Eu não sei bem quem são os meus antepassados e quantos crimes eles cometeram desde 1143, à espadeirada, varrendo inimigos e adversários, navegando para lá dos mares ou, como em Camões, arrancando cabeças com eficácia e em nome da "santa fé". Mas não carrego essa culpa sobre os meus ombros. Tivemos monstros razoáveis, sim. Na verdade, temos no armário, guardados, alguns esqueletos infames e é natural que, de vez em quando, não nos orgulhemos deles. De Afonso Henriques (cortando cabeças no campo de batalha) ao apoio dado a Francisco Xavier na Índia (que, pela fogueira, assassinou bastante), passando pela rapaziada das naus (leiam Camões, tão "politicamente incorrecto") e chegando à guerra colonial, o rasto não é simpático. Já fizemos o balanço. O cidadão Freitas do Amaral ainda não, mas há muita gente que já fez esse balanço antes de ele ter descoberto a luz da nova fé e o ressentimento pós-colonial. O cidadão Freitas do Amaral descobriu recentemente que o Ocidente foi muito sacana e que o resto do mundo está cheio de vítimas da sua malvadez. Chegou atrasado, mais uma vez.

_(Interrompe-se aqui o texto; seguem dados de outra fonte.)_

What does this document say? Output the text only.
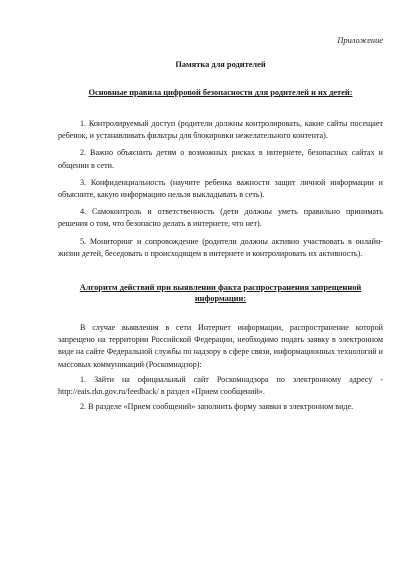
Приложение
Памятка для родителей
Основные правила цифровой безопасности для родителей и их детей:

1. Контролируемый доступ (родители должны контролировать, какие сайты посещает ребенок, и устанавливать фильтры для блокировки нежелательного контента).

2. Важно объяснить детям о возможных рисках в интернете, безопасных сайтах и общении в сети.

3. Конфиденциальность (научите ребенка важности защит личной информации и объясните, какую информацию нельзя выкладывать в сеть).

4. Самоконтроль и ответственность (дети должны уметь правильно принимать решения о том, что безопасно делать в интернете, что нет).

5. Мониторинг и сопровождение (родители должны активно участвовать в онлайн-жизни детей, беседовать о происходящем в интернете и контролировать их активность).

Алгоритм действий при выявлении факта распространения запрещенной информации:

В случае выявления в сети Интернет информации, распространение которой запрещено на территории Российской Федерации, необходимо подать заявку в электронном виде на сайте Федеральной службы по надзору в сфере связи, информационных технологий и массовых коммуникаций (Роскомнадзор):

1. Зайти на официальный сайт Роскомнадзора по электронному адресу - http://eais.rkn.gov.ru/feedback/ в раздел «Прием сообщений».

2. В разделе «Прием сообщений» заполнить форму заявки в электронном виде.
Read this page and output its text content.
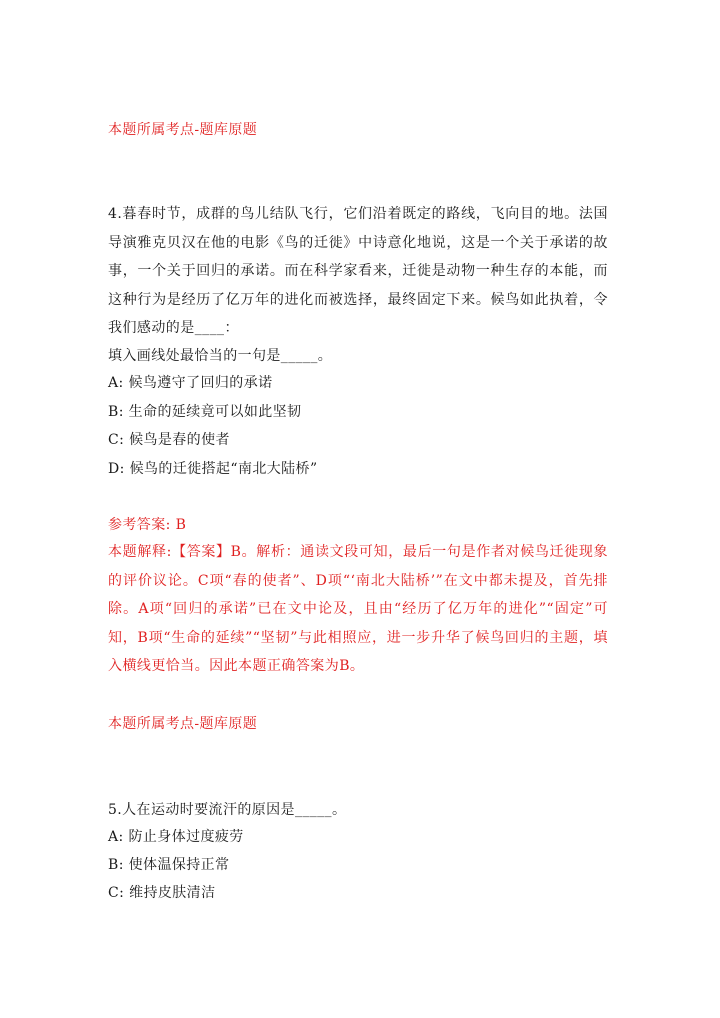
本题所属考点-题库原题
4.暮春时节，成群的鸟儿结队飞行，它们沿着既定的路线，飞向目的地。法国导演雅克贝汉在他的电影《鸟的迁徙》中诗意化地说，这是一个关于承诺的故事，一个关于回归的承诺。而在科学家看来，迁徙是动物一种生存的本能，而这种行为是经历了亿万年的进化而被选择，最终固定下来。候鸟如此执着，令我们感动的是____：
填入画线处最恰当的一句是_____。
A: 候鸟遵守了回归的承诺
B: 生命的延续竟可以如此坚韧
C: 候鸟是春的使者
D: 候鸟的迁徙搭起“南北大陆桥”
参考答案: B
本题解释:【答案】B。解析：通读文段可知，最后一句是作者对候鸟迁徙现象的评价议论。C项“春的使者”、D项“‘南北大陆桥’”在文中都未提及，首先排除。A项“回归的承诺”已在文中论及，且由“经历了亿万年的进化”“固定”可知，B项“生命的延续”“坚韧”与此相照应，进一步升华了候鸟回归的主题，填入横线更恰当。因此本题正确答案为B。
本题所属考点-题库原题
5.人在运动时要流汗的原因是_____。
A: 防止身体过度疲劳
B: 使体温保持正常
C: 维持皮肤清洁
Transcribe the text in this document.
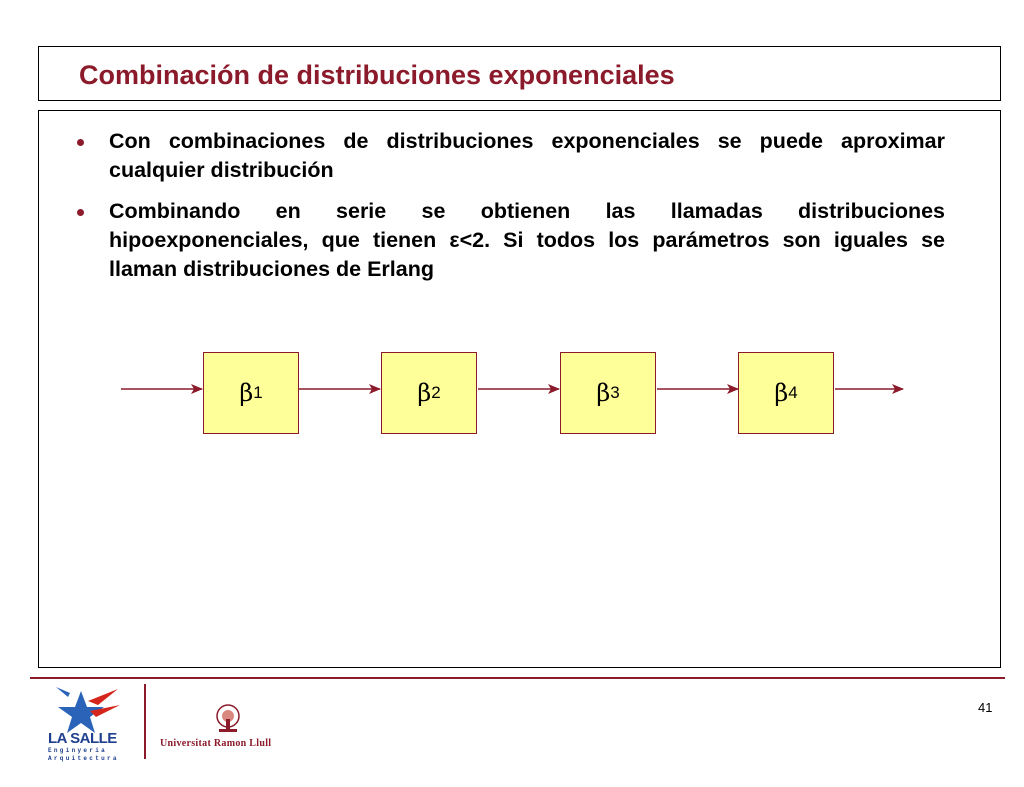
Combinación de distribuciones exponenciales
Con combinaciones de distribuciones exponenciales se puede aproximar cualquier distribución
Combinando en serie se obtienen las llamadas distribuciones hipoexponenciales, que tienen ε<2. Si todos los parámetros son iguales se llaman distribuciones de Erlang
β 1	β 2	β 3	β 4
LA SALLE
Enginyeria
Arquitectura
Universitat Ramon Llull
41
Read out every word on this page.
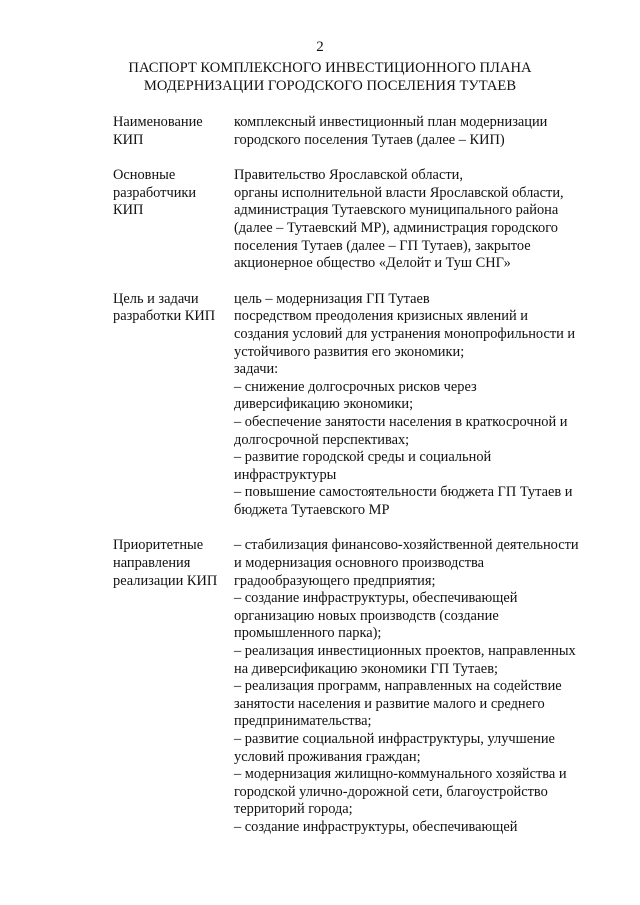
2
ПАСПОРТ КОМПЛЕКСНОГО ИНВЕСТИЦИОННОГО ПЛАНА
МОДЕРНИЗАЦИИ ГОРОДСКОГО ПОСЕЛЕНИЯ ТУТАЕВ
Наименование
КИП
комплексный инвестиционный план модернизации
городского поселения Тутаев (далее – КИП)
Основные
разработчики
КИП
Правительство Ярославской области,
органы исполнительной власти Ярославской области,
администрация Тутаевского муниципального района
(далее – Тутаевский МР), администрация городского
поселения Тутаев (далее – ГП Тутаев), закрытое
акционерное общество «Делойт и Туш СНГ»
Цель и задачи
разработки КИП
цель – модернизация ГП Тутаев
посредством преодоления кризисных явлений и
создания условий для устранения монопрофильности и
устойчивого развития его экономики;
задачи:
– снижение долгосрочных рисков через
диверсификацию экономики;
– обеспечение занятости населения в краткосрочной и
долгосрочной перспективах;
– развитие городской среды и социальной
инфраструктуры
– повышение самостоятельности бюджета ГП Тутаев и
бюджета Тутаевского МР
Приоритетные
направления
реализации КИП
– стабилизация финансово-хозяйственной деятельности
и модернизация основного производства
градообразующего предприятия;
– создание инфраструктуры, обеспечивающей
организацию новых производств (создание
промышленного парка);
– реализация инвестиционных проектов, направленных
на диверсификацию экономики ГП Тутаев;
– реализация программ, направленных на содействие
занятости населения и развитие малого и среднего
предпринимательства;
– развитие социальной инфраструктуры, улучшение
условий проживания граждан;
– модернизация жилищно-коммунального хозяйства и
городской улично-дорожной сети, благоустройство
территорий города;
– создание инфраструктуры, обеспечивающей
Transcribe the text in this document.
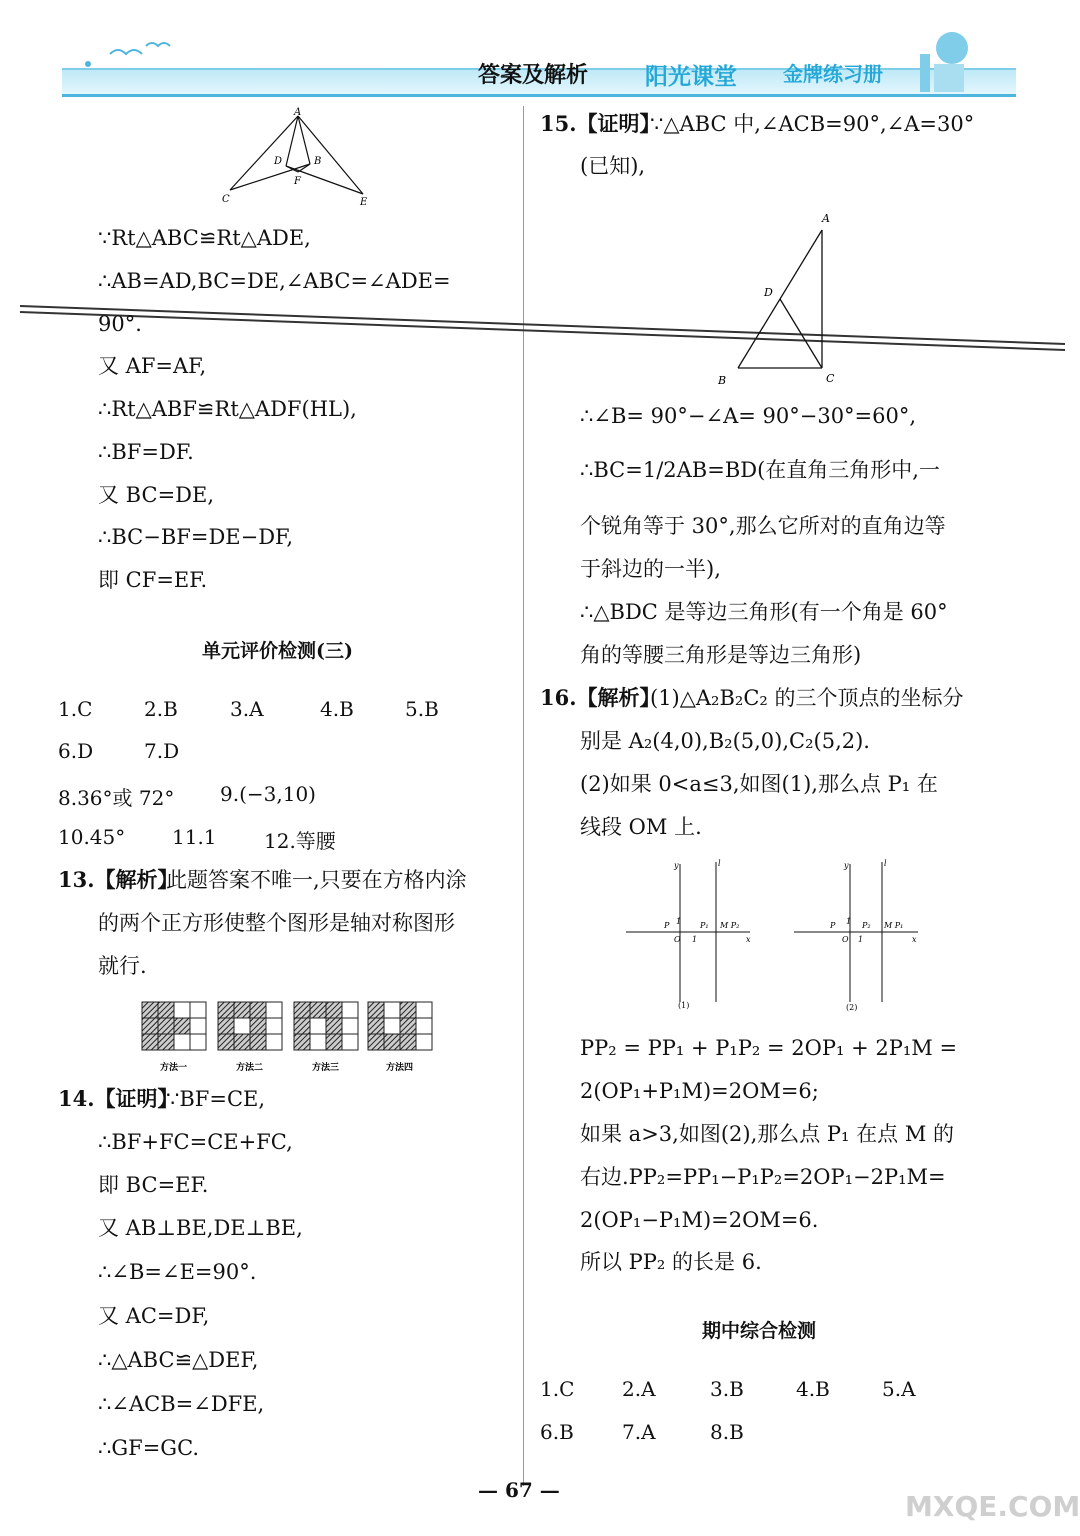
答案及解析 阳光课堂 金牌练习册
A
D	B
F
C	E
∵Rt△ABC≌Rt△ADE,
∴AB=AD,BC=DE,∠ABC=∠ADE=
90°.
又 AF=AF,
∴Rt△ABF≌Rt△ADF(HL),
∴BF=DF.
又 BC=DE,
∴BC−BF=DE−DF,
即 CF=EF.
单元评价检测(三)
1.C	2.B	3.A	4.B	5.B
6.D	7.D
8.36°或 72° 9.(−3,10)
10.45° 11.1 12.等腰
13.【解析】
此题答案不唯一,只要在方格内涂
的两个正方形使整个图形是轴对称图形
就行.
方法一	方法二	方法三	方法四
14.【证明】
∵BF=CE,
∴BF+FC=CE+FC,
即 BC=EF.
又 AB⊥BE,DE⊥BE,
∴∠B=∠E=90°.
又 AC=DF,
∴△ABC≌△DEF,
∴∠ACB=∠DFE,
∴GF=GC.
15.【证明】
∵△ABC 中,∠ACB=90°,∠A=30°
(已知),
A
D
B	C
∴∠B= 90°−∠A= 90°−30°=60°,
∴BC=1/2AB=BD(在直角三角形中,一
个锐角等于 30°,那么它所对的直角边等
于斜边的一半),
∴△BDC 是等边三角形(有一个角是 60°
角的等腰三角形是等边三角形)
16.【解析】
(1)△A₂B₂C₂ 的三个顶点的坐标分
别是 A₂(4,0),B₂(5,0),C₂(5,2).
(2)如果 0<a≤3,如图(1),那么点 P₁ 在
线段 OM 上.
y	l
P 1 P₁ M P₂
O 1	x
y	l
P 1 P₂ M P₁
O 1	x
(1)	(2)
PP₂ = PP₁ + P₁P₂ = 2OP₁ + 2P₁M =
2(OP₁+P₁M)=2OM=6;
如果 a>3,如图(2),那么点 P₁ 在点 M 的
右边.PP₂=PP₁−P₁P₂=2OP₁−2P₁M=
2(OP₁−P₁M)=2OM=6.
所以 PP₂ 的长是 6.
期中综合检测
1.C 2.A	3.B	4.B	5.A
6.B 7.A	8.B
— 67 —	MXQE.COM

O seu ressentimento é, no entanto, muito selectivo. Em breve - oh, bastar-lhe-á ler um pouco de Dante e o suficiente de Camões - proporá uma revisão da nossa história cultural com base no nosso complexo de culpa; e com base no nosso complexo de culpa e na evocação das numerosas vítimas do passado (além das suas obsessões mais recentes) vai castigar-nos a todos, exigindo silêncio e a procissão de arrependidos, de dedo levantado e com aquele aparente bom-senso transformado em arma diplomática. Tudo isto é muito estranho (ou não), sobretudo depois de o dr. Vitalino Canas, muito irascível, ter aparecido em cena para proceder a exercícios de equivalência moral entre "cartoonistas" e multidões incendiárias.
O prof. Freitas do Amaral acha que devemos pedir desculpa por algumas passagens de Camões, pelo riso de Dante, pelo sarcasmo de Shakespeare, pelos erros de Afonso de Albuquerque, pela viagem de Vasco da Gama, pelos fuzis de Mouzinho, pelo nosso vergonhoso passado. E, com isso, devemos também justificar os incêndios nas embaixadas e as "fatwa" contra escritores, desenhadores e outros cidadãos, inclusive oriundos de países de cultura islâmica dominante. Ele acha que o ressentimento é uma coisa razoável e justa. Ele acha que devemos manter-nos em silêncio.